So after I saw a photo of a bed of snapdragons the other day from last year’s garden of Joseph Tychonievich, I thought they might be just the thing to bring us all some delight. Joseph Tychonievich is here to entice us further and tell us how to grow them, and which ones to look for especially.
Joseph is a writer, a plant breeder, and of course a gardener and the creator of Josephgardens.com and a Substack newsletter by the same name. It was in his latest Substack post that I saw a photo of his lavish display of snapdragons from last year’s garden (above) and called him up to ask for more information. Joseph Gardens in South Bend, Ind.
Read along as you listen to the Jan. 27, 2025 edition of my public-radio show and podcast using the player below. You can subscribe to all future editions on Apple Podcasts (iTunes) or Spotify (and browse my archive of podcasts here).
snapdragons galore, with joseph tychonievich
Download file | Play in new window |
Subscribe: Apple Podcasts | Google Podcasts
Margaret Roach: Hi, Joseph. How are you? Brrr, huh?
Joseph Tychonievich: Yeah, I’m doing good. We’re finally warming up and I’m doing good.
Margaret: [Laughter.] Yeah, right, right. Warming up into the teens, right?
Joseph: [Laughter.] Right. Warm for Northern Indiana. Yeah.
Margaret: So I mentioned in the introduction that I called you up and pestered you after seeing your recent Substack. But the title of the latest post there was “Gardening and the One-Body Problem: Confronting the Reality that I Can’t Do It All” [laughter] and it had a photo of a bed of snapdragons. But I just have to ask you before we get onto those, the one-body problem, I think I might have it, too.
Joseph: Well, I mean I haven’t read “The Three-Body Problem,” which is a science-fiction book, and I guess it was a movie or something now. But the concept is realizing that the garden that I dreamed of when I was a teenager, and the gardens I’d been inspired by as a teenager, were often made by rich people who had a team of gardeners to do the work for them [laughter].
Margaret: How convenient.
Joseph: Yes. And sort of this idea, oh, I want to have 20 acres in the country with double herbaceous borders and everything and an orchard, and it’s like, oh, well, I don’t have a staff of five people to do all the work. I need to think about what I as one person, who also has to pay the bills and take care of my cats [laughter] and all those other things, what’s really a garden that I can take care of and enjoy rather than getting caught up in imagining this overwhelming amount of work that I simply can’t do as one person.
Margaret: Well, it made me laugh, and I thought it was a good kind of reminder for all of us, sort of thinking about the year ahead is not to limit dreams in a negative use of the word limit, but to be realistic, and it’ll be much more joyful.

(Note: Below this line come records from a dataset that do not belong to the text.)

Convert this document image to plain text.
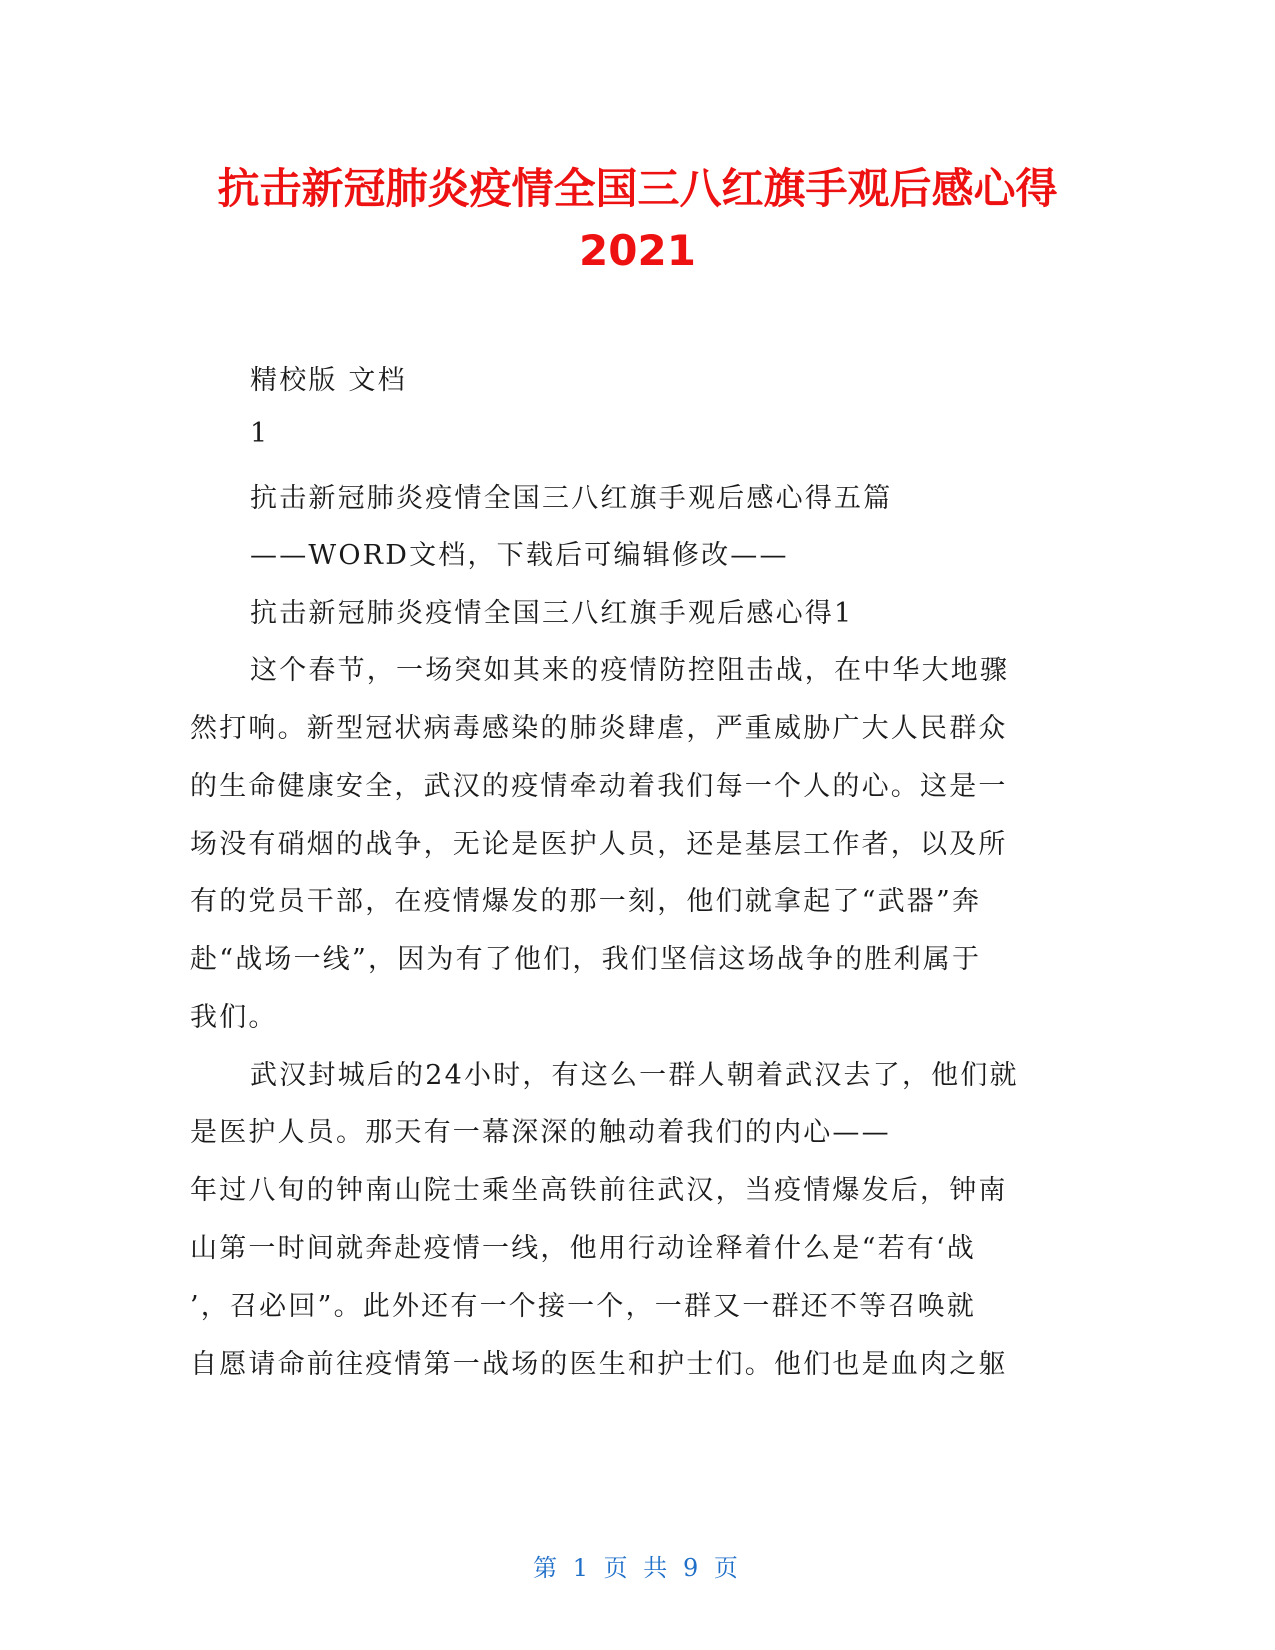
抗击新冠肺炎疫情全国三八红旗手观后感心得
2021
精校版 文档
1
抗击新冠肺炎疫情全国三八红旗手观后感心得五篇
——WORD文档，下载后可编辑修改——
抗击新冠肺炎疫情全国三八红旗手观后感心得1
这个春节，一场突如其来的疫情防控阻击战，在中华大地骤
然打响。新型冠状病毒感染的肺炎肆虐，严重威胁广大人民群众
的生命健康安全，武汉的疫情牵动着我们每一个人的心。这是一
场没有硝烟的战争，无论是医护人员，还是基层工作者，以及所
有的党员干部，在疫情爆发的那一刻，他们就拿起了“武器”奔
赴“战场一线”，因为有了他们，我们坚信这场战争的胜利属于
我们。
武汉封城后的24小时，有这么一群人朝着武汉去了，他们就
是医护人员。那天有一幕深深的触动着我们的内心——
年过八旬的钟南山院士乘坐高铁前往武汉，当疫情爆发后，钟南
山第一时间就奔赴疫情一线，他用行动诠释着什么是“若有‘战
’，召必回”。此外还有一个接一个，一群又一群还不等召唤就
自愿请命前往疫情第一战场的医生和护士们。他们也是血肉之躯
第 1 页 共 9 页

Joseph: Yeah. So I feel like I don’t want my garden to become a chore or something I need to do, or a weight, it should be something fun and relaxing and pleasurable. And some of that is being realistic about how much time you have to give to it.
Margaret: So yeah, snapdragons: There was a picture in that Substack post and they were blooming mightily, these gorgeous snapdragons [top of page photo and below], in the so-called what a lot of people call “the hell strip,” the area between the sidewalk and the curb in front of your house where usually it’s just grass or whatever, or a street tree and grass. And it was like, whoa, snapdragons there? Wow [laughter].
Joseph: Yeah. So we moved in and we have very sandy soil here, so it’s a very, very dry lean soil and that strip, they were trying to grow a long grass and a little strip between the sidewalk and the road, which you would have to irrigate constantly. So I was like, I’m not doing that. Let’s figure out options for it.
And snapdragons are, I mean, we think of them as a summer annual and grow them as summer annuals, but wild snapdragons are from Spain and they are really from a pretty dry climate. So unlike a lot of annuals that are really thirsty and if they get dry, they just wilt, snapdragons actually do really well in sort of leaner, dry conditions. So they’re actually well0suited to that particular spot because it’s very public, lots of people walking by, I want a big shot of color there, but I don’t want to be out irrigating the sidewalk all the time. So they do really well in there without really any supplemental irrigation or anything, and give me that big pow of color out where I really, really wanted.
Margaret: So there were a lot of them in this picture. This was a stretch again of them. And so of course my head started thinking, oh, go to the garden center… And I started immediately lamenting the days of when six-packs annuals [laughter]… You’re already laughing, you know what I’m going to say: Annuals came in six-packs and it was a few dollars, and you got six little baby plants that had been sown from seed, and you could get, you say, “I’m going to get 10 of those six-packs and I’m going to put 60 of them out by the curb or whatever,” and it wasn’t that big. Now it’s like, oh, there’s $200 or whatever [laughter], because they come in onesies a lot of times in a 3- or whatever inch pot. It’s changed, the whole world of annuals.
And I think by the way, in their native southwestern Europe, like you said in Spain and so forth, I think they may be short-lived perennials or perennials or something.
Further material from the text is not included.